An expectant mother who suffered a miscarriage arranged to meet a friend who had just given birth, murdered her and stole her baby, claiming it was her own.
Yesenia Sesmas did not tell any of her family and friends when she lost the baby she was expecting and carried on ‘like before’.
She prepared a nursery at her home in Texas and, when it came time to show off photos, she had pictures of a newborn girl.
But the baby was not hers, reports People magazine – and they were in fact photos from a former colleague who had sent them to her.
As friends and family asked where her child was, on November 17 2016 Sesmas drove from Dallas to Wichita, Kansas, where she murdered Laura Abarca, who had sent her the photos, and stole her six-day-old baby Sophia.
She returned home to Texas and presented the baby as her own.
On Tuesday Sesmas, 37, was convicted of first-degree murder, kidnapping and aggravated interference with parental custody.
She faces life in prison without parole – serving a minimum of 50 years – when she is sentenced next month.
According to evidence presented at trial shot Abarca once in the forehead while the women were alone with the baby in Abarca’s Wichita apartment.
Sesmas then tucked Sophia into a diaper bag, carried her to her truck, strapped the baby into a car seat that she’d brought and went back to Texas, reports the Wichita Eagl e.
Abarca’s fiance discovered her dead and Sophia missing when he arrived home from work that afternoon.
Less than two days later, Sophia – who became known as "Baby Sophia" during the ensuing media frenzy – was found healthy and unharmed in Sesmas’ Dallas home when a police SWAT team raided it.
Sesmas became the prime suspect when detectives found phone messages the women swapped the day before and the day of the killing and kidnapping.
Prosecutors argued Sesmas planned the murder and kidnapping.
After miscarrying, she had lied to family and friends for months about still being pregnant.
She even held a baby shower where she accepted gifts and claimed photos of Sophia that she got from Abarca were of her own newly-delivered infant.
Sesmas had reached an impasse and "was either going to have to come home with a baby" or explain her lies to those who knew her, Sedgwick County District Attorney Marc Bennett told jurors during closing arguments Tuesday.
"When she walked into that apartment on November 17, 2016, there were only two ways for this to end," Bennett said in court.

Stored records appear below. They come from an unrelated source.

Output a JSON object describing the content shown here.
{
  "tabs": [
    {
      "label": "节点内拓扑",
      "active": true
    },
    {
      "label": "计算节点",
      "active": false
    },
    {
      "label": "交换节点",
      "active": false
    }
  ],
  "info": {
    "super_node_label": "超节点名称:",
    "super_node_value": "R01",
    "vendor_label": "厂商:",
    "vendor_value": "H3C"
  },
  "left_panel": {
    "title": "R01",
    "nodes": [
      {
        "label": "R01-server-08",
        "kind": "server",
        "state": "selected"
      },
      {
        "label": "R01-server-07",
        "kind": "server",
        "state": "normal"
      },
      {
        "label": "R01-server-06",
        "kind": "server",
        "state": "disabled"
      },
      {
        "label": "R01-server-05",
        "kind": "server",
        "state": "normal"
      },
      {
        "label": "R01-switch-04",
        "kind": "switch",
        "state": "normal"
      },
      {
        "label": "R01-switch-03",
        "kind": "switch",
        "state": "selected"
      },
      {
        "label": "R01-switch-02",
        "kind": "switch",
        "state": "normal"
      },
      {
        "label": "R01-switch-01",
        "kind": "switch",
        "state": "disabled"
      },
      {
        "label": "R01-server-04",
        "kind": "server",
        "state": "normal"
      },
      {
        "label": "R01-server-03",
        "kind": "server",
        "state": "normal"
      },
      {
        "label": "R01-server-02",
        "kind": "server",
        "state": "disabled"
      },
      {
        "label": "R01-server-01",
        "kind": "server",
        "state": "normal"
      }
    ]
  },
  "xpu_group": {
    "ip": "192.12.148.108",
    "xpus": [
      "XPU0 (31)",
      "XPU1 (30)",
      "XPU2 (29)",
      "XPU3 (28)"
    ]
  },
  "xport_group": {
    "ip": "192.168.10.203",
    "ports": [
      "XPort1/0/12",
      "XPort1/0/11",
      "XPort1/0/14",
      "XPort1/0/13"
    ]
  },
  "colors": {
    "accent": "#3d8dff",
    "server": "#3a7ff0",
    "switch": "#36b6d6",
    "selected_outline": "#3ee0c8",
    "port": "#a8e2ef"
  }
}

She went to bed back in Texas thinking "she would wake up and raise that baby and her life would begin," he said.
Sesmas claimed in court Abarca agreed to give her Sophia after she was born but backed out of the deal.
In interviews with investigators and news media, she has said she took the gun to Abarca’s apartment only to threaten her into turning over Sophia and that she had no plan to kill her.
This was "unplanned and spontaneous," said public defender Jason Smartt when it was his turn to present closing arguments to the jury.
"She didn’t know that it (the gun) was going to fire, and she was surprised when it did," he said, adding that a person who premeditated a killing would try to distance themselves from the crime and wouldn’t leave evidence like a shell casing at the scene.
"She didn’t intend to kill Laura."
Jurors reached their verdict after deliberating for less than three hours Tuesday. The trial started May 29.